Atelectasis is a complete or partial collapse of the lung or its part that causes hypoxia.
Atelectasis occurs when the alveoli (air sacs of the lung) become deflated. Condition is a possible complication of other respiratory problems such as cystic fibrosis, pneumonia, lung tumors and chest traumas. Atelectasis may be acute or chronic. Obstructive atelectasis is the most common type caused by the reabsorption of from the alveoli when communication between the alveoli and the trachea is obstructed.
Atelectasis may be obstructive or non-obstructive due to its cause.
Obstructive atelectasis is caused by a mucus buildup (“mucus plug” is associated with cystic fibrosis and asthma attack, infection (chronic fungal, bacterial and other infections of the lungs), foreign object (accidentally inhaling of small items), tumor (an abnormal growth in the lungs can collapse the alveoli), blood clot.
Non-obstructive atelectasis occurs due to trauma of the chest, pleural effusion (accumulation of fluid in the pleural cavity outside of the lungs), pneumothorax (accumulation of the air in the pleural space causes the increase of the pressure in the chest), large tumor. Adhesive atelectasis results from surfactant deficiency. Surfactant normally reduces the surface tension of the alveoli avoiding the collapse of the lung. Decreased production or inactivation of surfactant is observed in acute respiratory distress syndrome (ARDS) and similar disorders.
Atelectasis is more likely to occur in a person who undergoes artificial ventilation, general anesthesia, lung or chest surgery, experienced lung or chest injury, lung infection or lung diseases such as asthma, bronchiectasis or cystic fibrosis or suffer from neuromuscular diseases that impairs breathing. Prematurely born babies as well as children under the age of 3 and adults over age 60 are also at risk of developing atelectasis.
[See also: Sinusitis]
Most symptoms and signs are determined by the rapidity of the development of atelectasis occurs, the size of the lung area that is affected and the underlying cause. The main symptoms of the condition include cough, sometimes chest pain, breathing difficulties, cyanosis (the bluish or purplish discoloration of the skin or mucous membranes), tachycardia (increased heart rate) and low oxygen saturation.
Slowly developing atelectasis may be asymptomatic or may cause only minor symptoms. Hypotension, fever, and shock also occur sometimes.
The main way to evaluate the diagnosis is to perform an x-ray examination. Atelectasis is almost always associated with a linear increased density on chest x-ray. To find out the underlying cause of the condition CT and bronchosopy are recommended.
The aim of treatment is to restore the normal alveolar filling. Treatment is based on the management of the underlying cause.
Minor atelectasis does not require medical assesment, because it can subside on its own. Following treatment may be needed depending on the cause:
- Atelectasis after the surgery is treated by deep breathing and coughing exercises.

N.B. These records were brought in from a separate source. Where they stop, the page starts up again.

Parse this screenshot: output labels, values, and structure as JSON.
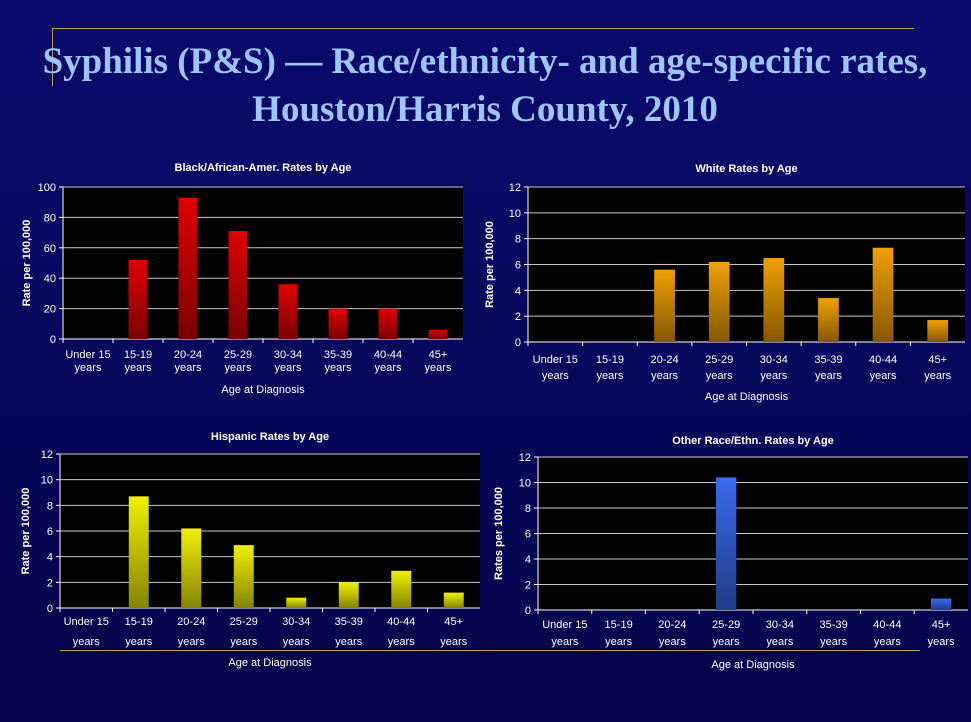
{
  "slide": {
    "title": "Syphilis (P&S) — Race/ethnicity- and age-specific rates, Houston/Harris County, 2010"
  },
  "chart_data": [
    {
      "type": "bar",
      "title": "Black/African-Amer. Rates by Age",
      "xlabel": "Age at Diagnosis",
      "ylabel": "Rate per 100,000",
      "categories": [
        "Under 15|years",
        "15-19|years",
        "20-24|years",
        "25-29|years",
        "30-34|years",
        "35-39|years",
        "40-44|years",
        "45+|years"
      ],
      "values": [
        0,
        52,
        93,
        71,
        36,
        20,
        20,
        6
      ],
      "ylim": [
        0,
        100
      ],
      "yticks": [
        0,
        20,
        40,
        60,
        80,
        100
      ],
      "grid": true,
      "color": "#e00000"
    },
    {
      "type": "bar",
      "title": "White Rates by Age",
      "xlabel": "Age at Diagnosis",
      "ylabel": "Rate per 100,000",
      "categories": [
        "Under 15|years",
        "15-19|years",
        "20-24|years",
        "25-29|years",
        "30-34|years",
        "35-39|years",
        "40-44|years",
        "45+|years"
      ],
      "values": [
        0,
        0,
        5.6,
        6.2,
        6.5,
        3.4,
        7.3,
        1.7
      ],
      "ylim": [
        0,
        12
      ],
      "yticks": [
        0,
        2,
        4,
        6,
        8,
        10,
        12
      ],
      "grid": true,
      "color": "#f0a000"
    },
    {
      "type": "bar",
      "title": "Hispanic Rates by Age",
      "xlabel": "Age at Diagnosis",
      "ylabel": "Rate per 100,000",
      "categories": [
        "Under 15|years",
        "15-19|years",
        "20-24|years",
        "25-29|years",
        "30-34|years",
        "35-39|years",
        "40-44|years",
        "45+|years"
      ],
      "values": [
        0,
        8.7,
        6.2,
        4.9,
        0.8,
        2.0,
        2.9,
        1.2
      ],
      "ylim": [
        0,
        12
      ],
      "yticks": [
        0,
        2,
        4,
        6,
        8,
        10,
        12
      ],
      "grid": true,
      "color": "#f0f000"
    },
    {
      "type": "bar",
      "title": "Other Race/Ethn. Rates by Age",
      "xlabel": "Age at Diagnosis",
      "ylabel": "Rates per 100,000",
      "categories": [
        "Under 15|years",
        "15-19|years",
        "20-24|years",
        "25-29|years",
        "30-34|years",
        "35-39|years",
        "40-44|years",
        "45+|years"
      ],
      "values": [
        0,
        0,
        0,
        10.4,
        0,
        0,
        0,
        0.9
      ],
      "ylim": [
        0,
        12
      ],
      "yticks": [
        0,
        2,
        4,
        6,
        8,
        10,
        12
      ],
      "grid": true,
      "color": "#3a6cf0"
    }
  ]
}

- Atelectasis caused by external pressure from a tumor or fluid is focused on the removing the tumor, or draining the fluid.
- A physical obstruction of the airway can be removed surgically or via bronchoscopy. A mucus plug is loosened using medication or chest percussions. Bronchodilators (albuterol, metaproterenol) and mucolytic agents (N-acetylcysteine, dornase alfa) may be used to cause sputum expectoration.
- Illness: Infections and other lung disorders are treated with appropriate therapies.Antibiotics (cefuroxime, cefaclor) are used to treat underlying bronchitis or postobstructive infection.
In some cases, people may require supplemental oxygen, continuous positive airway pressure, or, rarely, insertion of a breathing tube (endotracheal intubation) and mechanical ventilation.
If endobronchial lesions are suspected fiberoptic bronchoscopy is performed.
Chronic atelectasis is treated with segmental resection or lobectomy.